シード・プランニングは1月12日、国内のテレビ向けブロードバンド映像配信(IPTV)ビジネスに関する市場動向と将来展望を発表した。

今回の調査は、急速に普及しつつあるIPTVや動画配信ビジネスの現状を明らかにすることと、2015年までのIP放送サービス・IP-VOD(ビデオ・オン・デマンド)サービスやゲーム機向け映像配信などの普及予測を行うことが目的とされており、調査対象は主要参入企業12社やその他の参入事業者、通信事業者、各種公表情報、同社既存データとされている(調査期間は2010年10月~12月)。

同調査では2010年度におけるテレビ向けIP放送サービス(IP放送サービス、IP-VODを含む)が順調な成長を見せたことが明らかにされており、NTTグループが提供する「ひかりTV」での地上デジタルテレビ放送(地デジ)再送信やWOWWOW、NHK-BSの再送信の開始を踏まえ、2011年度はIP再送信事業者が増える可能性が指摘されている。

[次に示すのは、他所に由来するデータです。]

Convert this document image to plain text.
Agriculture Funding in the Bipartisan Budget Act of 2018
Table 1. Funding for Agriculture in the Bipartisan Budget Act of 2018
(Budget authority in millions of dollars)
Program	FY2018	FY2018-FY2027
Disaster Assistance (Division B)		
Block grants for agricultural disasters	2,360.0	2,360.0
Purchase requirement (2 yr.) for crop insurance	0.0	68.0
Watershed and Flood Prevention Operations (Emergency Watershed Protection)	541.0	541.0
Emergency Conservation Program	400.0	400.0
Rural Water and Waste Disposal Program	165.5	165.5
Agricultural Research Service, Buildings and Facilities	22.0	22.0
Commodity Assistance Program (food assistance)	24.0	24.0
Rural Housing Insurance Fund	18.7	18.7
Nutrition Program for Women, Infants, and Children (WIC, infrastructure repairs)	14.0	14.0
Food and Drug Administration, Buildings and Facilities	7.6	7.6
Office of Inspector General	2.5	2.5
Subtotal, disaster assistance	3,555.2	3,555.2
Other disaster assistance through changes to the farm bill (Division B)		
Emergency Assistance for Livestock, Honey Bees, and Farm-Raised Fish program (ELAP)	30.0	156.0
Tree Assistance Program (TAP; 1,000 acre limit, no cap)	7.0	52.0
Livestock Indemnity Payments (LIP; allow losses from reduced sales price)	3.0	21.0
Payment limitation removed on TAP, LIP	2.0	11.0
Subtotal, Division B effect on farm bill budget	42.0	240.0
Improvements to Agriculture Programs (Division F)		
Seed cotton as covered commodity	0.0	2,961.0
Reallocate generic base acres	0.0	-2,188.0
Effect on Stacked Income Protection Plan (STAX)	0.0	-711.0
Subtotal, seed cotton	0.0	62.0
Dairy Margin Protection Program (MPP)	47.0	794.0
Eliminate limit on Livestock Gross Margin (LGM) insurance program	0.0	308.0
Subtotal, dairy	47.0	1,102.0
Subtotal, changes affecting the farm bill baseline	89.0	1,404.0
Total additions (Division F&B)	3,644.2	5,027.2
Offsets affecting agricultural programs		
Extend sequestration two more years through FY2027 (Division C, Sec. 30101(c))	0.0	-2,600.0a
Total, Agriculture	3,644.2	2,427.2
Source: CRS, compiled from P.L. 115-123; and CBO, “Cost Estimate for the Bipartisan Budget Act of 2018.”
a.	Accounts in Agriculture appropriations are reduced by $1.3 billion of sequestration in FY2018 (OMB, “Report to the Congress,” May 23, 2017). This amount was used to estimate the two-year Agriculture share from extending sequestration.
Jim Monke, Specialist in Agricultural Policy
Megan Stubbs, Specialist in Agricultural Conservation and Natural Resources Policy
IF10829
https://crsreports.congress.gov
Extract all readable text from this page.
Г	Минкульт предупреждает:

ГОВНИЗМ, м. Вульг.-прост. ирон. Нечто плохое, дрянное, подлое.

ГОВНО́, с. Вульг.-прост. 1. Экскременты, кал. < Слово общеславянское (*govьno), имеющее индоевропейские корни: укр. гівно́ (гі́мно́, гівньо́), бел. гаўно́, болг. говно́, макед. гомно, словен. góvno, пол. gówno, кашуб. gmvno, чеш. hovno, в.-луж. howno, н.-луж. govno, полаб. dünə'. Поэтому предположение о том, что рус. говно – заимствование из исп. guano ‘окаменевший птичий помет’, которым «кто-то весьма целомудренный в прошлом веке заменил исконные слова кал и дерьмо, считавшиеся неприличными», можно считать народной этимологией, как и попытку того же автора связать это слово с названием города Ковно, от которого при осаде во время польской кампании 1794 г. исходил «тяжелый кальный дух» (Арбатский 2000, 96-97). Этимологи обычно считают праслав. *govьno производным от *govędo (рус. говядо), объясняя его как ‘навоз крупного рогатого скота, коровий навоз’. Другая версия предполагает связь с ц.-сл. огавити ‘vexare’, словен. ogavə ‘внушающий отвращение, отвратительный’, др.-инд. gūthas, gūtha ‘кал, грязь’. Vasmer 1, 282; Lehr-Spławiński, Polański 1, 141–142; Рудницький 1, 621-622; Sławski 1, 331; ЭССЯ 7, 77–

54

また、IP-VODサービスに対する利用者のニーズの高まりやサービスの拡充、HDや3D対応コンテンツの増加に加え、「iTunes Store」で購入した高画質の映画コンテンツを家庭用テレビで視聴できる「Apple TV」の国内発売によって、国内IPTV市場の活性化が見込まれるという。

このような背景をもとにテレビ向けIP-VODサービスの2010年度における利用者数は前年比153.2%となる336万人(累計)と大幅な増加が予測されており、2015年にはその数が850万人(ブロードバンド加入者割合の17.4%)に達するという予測が示されている。

「テレビ向けIP-VODサービスの利用者数予測」(資料: シード・プランニング)

「Apple TV」のWebサイト

同調査ではほかに、2015年度には(2009年度比で約3.3倍となる)620万人に達することが予測される家庭用テレビゲーム機向けVODサービスが大きな市場になると指摘している。この市場は2010年度末に、任天堂(Wii)、ソニー・コンピュータ・エンタテインメント(プレイステーション3)、マイクロソフト(Xbox 360)の3社合計で累計1950万台の普及が見込まれることから、すでにテレビ向けVODサービスの最大のプラットフォームに成長しているという。

「家庭用テレビゲーム機向けVODサービス利用者数予測」(資料: シード・プランニング)

なお同調査では、「ひかりTV」の2010年度末における累計契約件数が140万件になることや、パナソニックやソニー、シャープ、東芝などが共同で運営する「アクトビラ」の「アクトビラ ビデオ」対応機器の累計接続台数が同年度末に270万台前後に達するという数値も明らかにされている。